Sauerkraut might just be one of my top 10 favorite foods. I know—that’s pretty weird, right? Aaron doesn’t get it at all. To him, sauerkraut = stinky feet (and he’s not totally wrong here). Even as a little kid, I was loading up my hot dogs with as much fermented cabbage as the bun would hold because the hot dog was really just a vehicle for sauerkraut. Today, I eat my sauerkraut on veggie burgers, salads, sandwiches, grain bowls, and of course, straight out of the jar.
I’ve been making my own sauerkraut for the last four or so years and during this time my obsession has only grown stronger. Homemade sauerkraut is super easy, requires only two ingredients (cabbage + sea salt), and you can customize it with different types of add-ins (think: minced ginger, shredded carrots, caraway seeds, etc.). I almost always use red cabbage because it creates such a gorgeous color.
In addition to its potent flavor, I especially love the health benefits. Sauerkraut is an excellent source of probiotics (the good bacteria that keep our digestive tracts happy), and it’s also rich in vitamin C, fiber, manganese, B6, and folate. Unfortunately, a lot of the sauerkraut that’s available at our grocery stores has been pasteurized, which means that all of that good bacteria has been killed—yet another good reason to make it ourselves!
If you’re interested in making your own, here’s the basic process (or scroll down for a more detailed recipe):
- thinly slice your cabbage
- massage your cabbage with a generous coating of sea salt for about 10-15 minutes (a nice little arm/hand workout) to help break it down and release the cabbage juices
- pack it all into a mason jar
- let it ferment in a dark cabinet for 3-7 days at room temperature
- enjoy! (and store it in the fridge—the flavor and nutrition gets even better with time)
Homemade sauerkraut is really difficult to mess up, but there are a couple of things you’ll want to keep in mind:
- The process of fermentation produces carbonation and pressure. Make sure you leave about 2 inches at the top of your mason jar between the cabbage and the lid to account for this or your jar will leak bright purple cabbage juice everywhere. (I’m speaking from personal experience on this one!)

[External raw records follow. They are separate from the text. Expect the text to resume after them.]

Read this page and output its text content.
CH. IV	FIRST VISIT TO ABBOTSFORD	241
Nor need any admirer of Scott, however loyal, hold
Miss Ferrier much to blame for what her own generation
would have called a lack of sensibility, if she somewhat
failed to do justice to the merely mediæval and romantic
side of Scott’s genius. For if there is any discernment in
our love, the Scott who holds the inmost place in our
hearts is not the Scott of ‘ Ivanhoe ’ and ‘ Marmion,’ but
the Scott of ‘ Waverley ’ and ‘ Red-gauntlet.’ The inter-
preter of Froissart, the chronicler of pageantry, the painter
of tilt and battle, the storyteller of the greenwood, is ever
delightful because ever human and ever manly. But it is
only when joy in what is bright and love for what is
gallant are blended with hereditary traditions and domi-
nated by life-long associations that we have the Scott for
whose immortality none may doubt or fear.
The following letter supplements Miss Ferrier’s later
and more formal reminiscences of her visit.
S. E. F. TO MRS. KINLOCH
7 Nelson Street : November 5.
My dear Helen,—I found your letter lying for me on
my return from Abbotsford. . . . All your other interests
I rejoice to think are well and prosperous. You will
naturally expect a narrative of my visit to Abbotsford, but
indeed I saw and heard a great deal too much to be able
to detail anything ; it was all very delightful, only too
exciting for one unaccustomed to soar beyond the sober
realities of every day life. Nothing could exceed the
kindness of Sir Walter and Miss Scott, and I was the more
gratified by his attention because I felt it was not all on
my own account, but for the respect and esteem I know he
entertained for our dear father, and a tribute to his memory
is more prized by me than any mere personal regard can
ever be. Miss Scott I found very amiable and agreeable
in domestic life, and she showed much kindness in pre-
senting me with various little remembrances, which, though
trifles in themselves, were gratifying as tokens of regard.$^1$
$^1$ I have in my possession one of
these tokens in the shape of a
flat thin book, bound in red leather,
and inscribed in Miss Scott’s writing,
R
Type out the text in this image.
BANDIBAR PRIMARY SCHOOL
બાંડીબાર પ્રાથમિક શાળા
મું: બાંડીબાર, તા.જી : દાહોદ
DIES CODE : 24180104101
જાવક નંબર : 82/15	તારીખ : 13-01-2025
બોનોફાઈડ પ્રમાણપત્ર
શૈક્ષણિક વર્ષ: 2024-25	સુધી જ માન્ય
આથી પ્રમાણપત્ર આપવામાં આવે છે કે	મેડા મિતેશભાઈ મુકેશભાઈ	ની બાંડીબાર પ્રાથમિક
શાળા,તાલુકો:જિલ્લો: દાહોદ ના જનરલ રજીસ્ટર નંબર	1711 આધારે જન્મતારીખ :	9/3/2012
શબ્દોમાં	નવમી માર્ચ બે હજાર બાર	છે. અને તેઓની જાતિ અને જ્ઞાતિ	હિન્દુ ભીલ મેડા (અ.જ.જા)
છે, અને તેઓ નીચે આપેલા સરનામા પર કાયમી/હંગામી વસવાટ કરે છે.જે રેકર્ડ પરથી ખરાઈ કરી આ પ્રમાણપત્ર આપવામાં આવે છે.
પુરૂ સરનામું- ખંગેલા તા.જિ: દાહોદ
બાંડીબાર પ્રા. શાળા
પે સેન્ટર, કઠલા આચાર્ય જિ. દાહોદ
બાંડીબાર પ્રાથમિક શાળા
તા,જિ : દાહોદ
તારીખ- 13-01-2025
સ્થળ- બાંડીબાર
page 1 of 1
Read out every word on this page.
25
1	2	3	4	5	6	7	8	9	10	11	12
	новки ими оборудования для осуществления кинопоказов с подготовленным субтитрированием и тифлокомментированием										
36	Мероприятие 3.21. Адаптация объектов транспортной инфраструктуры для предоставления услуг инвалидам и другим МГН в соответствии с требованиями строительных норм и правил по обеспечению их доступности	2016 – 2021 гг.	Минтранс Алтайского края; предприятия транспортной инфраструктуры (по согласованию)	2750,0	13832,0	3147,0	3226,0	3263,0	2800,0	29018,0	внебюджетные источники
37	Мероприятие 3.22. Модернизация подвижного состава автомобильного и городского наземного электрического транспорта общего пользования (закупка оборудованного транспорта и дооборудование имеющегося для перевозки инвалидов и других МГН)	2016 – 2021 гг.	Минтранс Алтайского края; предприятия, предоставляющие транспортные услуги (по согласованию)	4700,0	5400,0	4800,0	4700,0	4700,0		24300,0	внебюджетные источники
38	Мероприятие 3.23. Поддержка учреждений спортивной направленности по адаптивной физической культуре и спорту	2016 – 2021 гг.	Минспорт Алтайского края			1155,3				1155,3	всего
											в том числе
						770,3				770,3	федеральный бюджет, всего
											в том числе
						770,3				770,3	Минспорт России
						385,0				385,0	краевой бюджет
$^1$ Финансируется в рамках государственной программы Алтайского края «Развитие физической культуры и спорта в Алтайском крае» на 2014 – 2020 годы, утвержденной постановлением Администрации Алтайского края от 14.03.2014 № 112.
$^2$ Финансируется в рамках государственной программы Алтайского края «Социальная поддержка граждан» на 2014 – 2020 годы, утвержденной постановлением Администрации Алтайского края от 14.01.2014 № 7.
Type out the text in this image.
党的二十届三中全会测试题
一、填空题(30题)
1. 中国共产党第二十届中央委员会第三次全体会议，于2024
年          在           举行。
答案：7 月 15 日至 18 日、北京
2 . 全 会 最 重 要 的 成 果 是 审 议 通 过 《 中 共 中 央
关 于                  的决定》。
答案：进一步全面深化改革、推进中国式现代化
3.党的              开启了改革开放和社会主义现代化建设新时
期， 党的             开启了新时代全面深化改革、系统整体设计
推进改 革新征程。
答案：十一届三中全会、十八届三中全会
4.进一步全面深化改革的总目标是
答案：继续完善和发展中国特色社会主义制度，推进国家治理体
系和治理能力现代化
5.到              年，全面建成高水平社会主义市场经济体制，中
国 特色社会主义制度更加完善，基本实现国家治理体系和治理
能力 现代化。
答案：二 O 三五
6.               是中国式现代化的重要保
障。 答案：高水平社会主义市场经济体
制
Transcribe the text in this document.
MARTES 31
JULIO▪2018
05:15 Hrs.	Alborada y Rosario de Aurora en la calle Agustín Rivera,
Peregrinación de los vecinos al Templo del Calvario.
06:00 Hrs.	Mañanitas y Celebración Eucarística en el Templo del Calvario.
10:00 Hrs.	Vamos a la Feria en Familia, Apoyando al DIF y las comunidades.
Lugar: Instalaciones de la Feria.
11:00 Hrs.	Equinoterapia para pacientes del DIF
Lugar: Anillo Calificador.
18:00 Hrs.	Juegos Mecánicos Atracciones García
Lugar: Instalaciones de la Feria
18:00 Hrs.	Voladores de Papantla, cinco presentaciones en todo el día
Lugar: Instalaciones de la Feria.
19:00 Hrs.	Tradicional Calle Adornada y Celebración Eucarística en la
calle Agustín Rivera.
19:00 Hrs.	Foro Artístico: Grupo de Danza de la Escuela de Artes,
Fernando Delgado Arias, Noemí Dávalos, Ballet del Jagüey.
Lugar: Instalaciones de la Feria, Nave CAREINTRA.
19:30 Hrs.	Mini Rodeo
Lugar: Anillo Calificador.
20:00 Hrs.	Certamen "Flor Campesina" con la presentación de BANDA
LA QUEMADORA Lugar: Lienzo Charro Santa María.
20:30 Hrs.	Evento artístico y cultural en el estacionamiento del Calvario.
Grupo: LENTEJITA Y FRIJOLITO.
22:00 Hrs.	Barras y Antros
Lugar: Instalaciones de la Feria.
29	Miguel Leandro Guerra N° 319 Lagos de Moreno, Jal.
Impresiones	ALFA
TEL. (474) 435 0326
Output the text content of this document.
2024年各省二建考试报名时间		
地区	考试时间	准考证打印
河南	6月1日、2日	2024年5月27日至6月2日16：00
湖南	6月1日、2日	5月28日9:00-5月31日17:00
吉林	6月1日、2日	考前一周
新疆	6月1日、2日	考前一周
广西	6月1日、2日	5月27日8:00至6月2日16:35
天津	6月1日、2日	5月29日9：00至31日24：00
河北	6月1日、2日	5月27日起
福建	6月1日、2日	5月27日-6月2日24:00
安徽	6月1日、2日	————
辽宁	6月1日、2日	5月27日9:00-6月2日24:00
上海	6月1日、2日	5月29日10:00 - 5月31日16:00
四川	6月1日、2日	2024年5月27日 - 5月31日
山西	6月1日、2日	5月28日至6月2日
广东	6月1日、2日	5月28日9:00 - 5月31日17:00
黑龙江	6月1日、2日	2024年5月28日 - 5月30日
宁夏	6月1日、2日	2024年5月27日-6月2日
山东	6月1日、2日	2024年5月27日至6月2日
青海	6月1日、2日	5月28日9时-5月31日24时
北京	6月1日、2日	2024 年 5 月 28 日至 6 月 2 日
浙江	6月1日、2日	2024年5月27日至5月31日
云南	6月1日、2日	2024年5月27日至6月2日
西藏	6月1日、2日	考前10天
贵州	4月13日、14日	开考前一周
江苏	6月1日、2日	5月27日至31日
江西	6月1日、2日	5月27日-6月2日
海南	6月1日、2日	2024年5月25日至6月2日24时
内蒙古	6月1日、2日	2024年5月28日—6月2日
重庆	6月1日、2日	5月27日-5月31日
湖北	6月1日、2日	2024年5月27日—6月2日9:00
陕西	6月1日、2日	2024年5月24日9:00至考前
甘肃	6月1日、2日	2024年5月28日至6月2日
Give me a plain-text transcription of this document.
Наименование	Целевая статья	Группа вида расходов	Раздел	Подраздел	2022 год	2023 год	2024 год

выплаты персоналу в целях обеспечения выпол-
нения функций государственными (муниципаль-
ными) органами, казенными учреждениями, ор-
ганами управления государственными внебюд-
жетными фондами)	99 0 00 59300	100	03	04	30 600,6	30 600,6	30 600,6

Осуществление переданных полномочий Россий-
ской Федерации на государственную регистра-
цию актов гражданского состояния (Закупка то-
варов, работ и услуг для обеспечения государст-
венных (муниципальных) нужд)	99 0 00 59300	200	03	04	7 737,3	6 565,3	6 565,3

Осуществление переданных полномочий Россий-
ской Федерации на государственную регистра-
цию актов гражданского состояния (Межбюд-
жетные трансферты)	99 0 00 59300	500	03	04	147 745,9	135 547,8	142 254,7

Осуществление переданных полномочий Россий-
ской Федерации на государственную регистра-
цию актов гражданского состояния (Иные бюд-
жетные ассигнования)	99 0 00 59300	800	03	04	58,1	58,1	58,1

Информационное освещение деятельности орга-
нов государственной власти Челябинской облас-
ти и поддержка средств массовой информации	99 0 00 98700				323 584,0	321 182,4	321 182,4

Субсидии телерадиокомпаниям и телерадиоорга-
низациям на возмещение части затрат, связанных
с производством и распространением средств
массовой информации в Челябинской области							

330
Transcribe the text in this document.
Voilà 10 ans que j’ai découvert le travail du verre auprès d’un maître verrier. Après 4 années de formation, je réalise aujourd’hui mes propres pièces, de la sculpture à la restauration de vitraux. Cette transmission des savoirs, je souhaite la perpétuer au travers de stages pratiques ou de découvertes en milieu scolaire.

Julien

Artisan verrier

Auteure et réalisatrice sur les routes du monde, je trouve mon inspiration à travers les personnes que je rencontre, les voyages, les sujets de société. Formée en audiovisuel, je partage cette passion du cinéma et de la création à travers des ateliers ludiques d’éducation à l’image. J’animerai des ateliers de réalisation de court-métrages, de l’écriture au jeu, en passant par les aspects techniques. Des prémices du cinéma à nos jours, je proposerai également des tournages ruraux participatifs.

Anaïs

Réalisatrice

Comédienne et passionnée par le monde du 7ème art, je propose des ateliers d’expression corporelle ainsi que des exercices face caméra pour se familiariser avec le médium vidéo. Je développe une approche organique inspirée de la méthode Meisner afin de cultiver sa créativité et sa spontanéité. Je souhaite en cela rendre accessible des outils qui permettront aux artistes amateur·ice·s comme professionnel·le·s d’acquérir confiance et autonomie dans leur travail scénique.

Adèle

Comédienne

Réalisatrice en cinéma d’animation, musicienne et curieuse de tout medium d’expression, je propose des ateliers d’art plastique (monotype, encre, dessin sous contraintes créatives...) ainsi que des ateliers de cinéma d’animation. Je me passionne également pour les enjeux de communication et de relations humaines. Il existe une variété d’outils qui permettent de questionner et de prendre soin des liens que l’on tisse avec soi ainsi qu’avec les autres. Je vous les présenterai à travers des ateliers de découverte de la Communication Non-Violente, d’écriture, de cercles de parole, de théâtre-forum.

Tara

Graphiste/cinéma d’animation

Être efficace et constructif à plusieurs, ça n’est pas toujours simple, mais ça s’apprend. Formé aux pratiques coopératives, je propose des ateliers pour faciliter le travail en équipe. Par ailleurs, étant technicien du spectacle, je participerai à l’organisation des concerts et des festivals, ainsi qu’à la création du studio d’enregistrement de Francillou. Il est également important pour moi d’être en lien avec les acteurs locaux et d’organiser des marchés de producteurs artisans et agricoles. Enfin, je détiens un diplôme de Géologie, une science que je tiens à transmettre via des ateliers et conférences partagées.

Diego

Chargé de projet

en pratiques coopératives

- Don’t skimp on the salt—it acts as a preservative. If you see any signs of mold, toss your cabbage, sanitize your mason jar, and start over. Bubbles are good (that’s the natural carbonation happening), anything fuzzy is not.
Ready to make sauerkraut? Let’s do this!
- 1 medium cabbage
- 1 tablespoon sea salt
- Remove the outermost leaves from the cabbage and set them aside. Cut the cabbage into quarters, remove the core, and slice each quarter into thin shreds.
- In a large mixing bowl, toss the cabbage with the salt, then massage with your hands for 10-15 minutes to help break it down and release the cabbage juice.
- Place the massaged cabbage into a 32 ounce wide mouth mason jar. Pack it down until the liquid covers the cabbage, leaving about 2 inches of space at the top. If you don't have enough liquid, add a little filtered water.
- Take the cabbage leaves you set aside and carefully place one or two inside the jar to seal the shredded cabbage and liquid underneath. Firmly close the lid on the jar.
- Store the jar at room temperature for 3-7 days, tasting the sauerkraut along the way. Once it reaches your desired flavor, transfer it to your fridge. Enjoy it right away, or let it continue to slowly ferment for up to 2 months. The flavor gets better and more pronounced over time.
A warmer temperature will mean a faster fermentation. In the summer, I find about 3 days at room temperature to be ideal. During the cooler months, 7 days usually works well. You can ferment your cabbage for as long as 21 days at room temperature; however, most of the good bacteria develops within 3 days (so it's more a matter of flavor preference).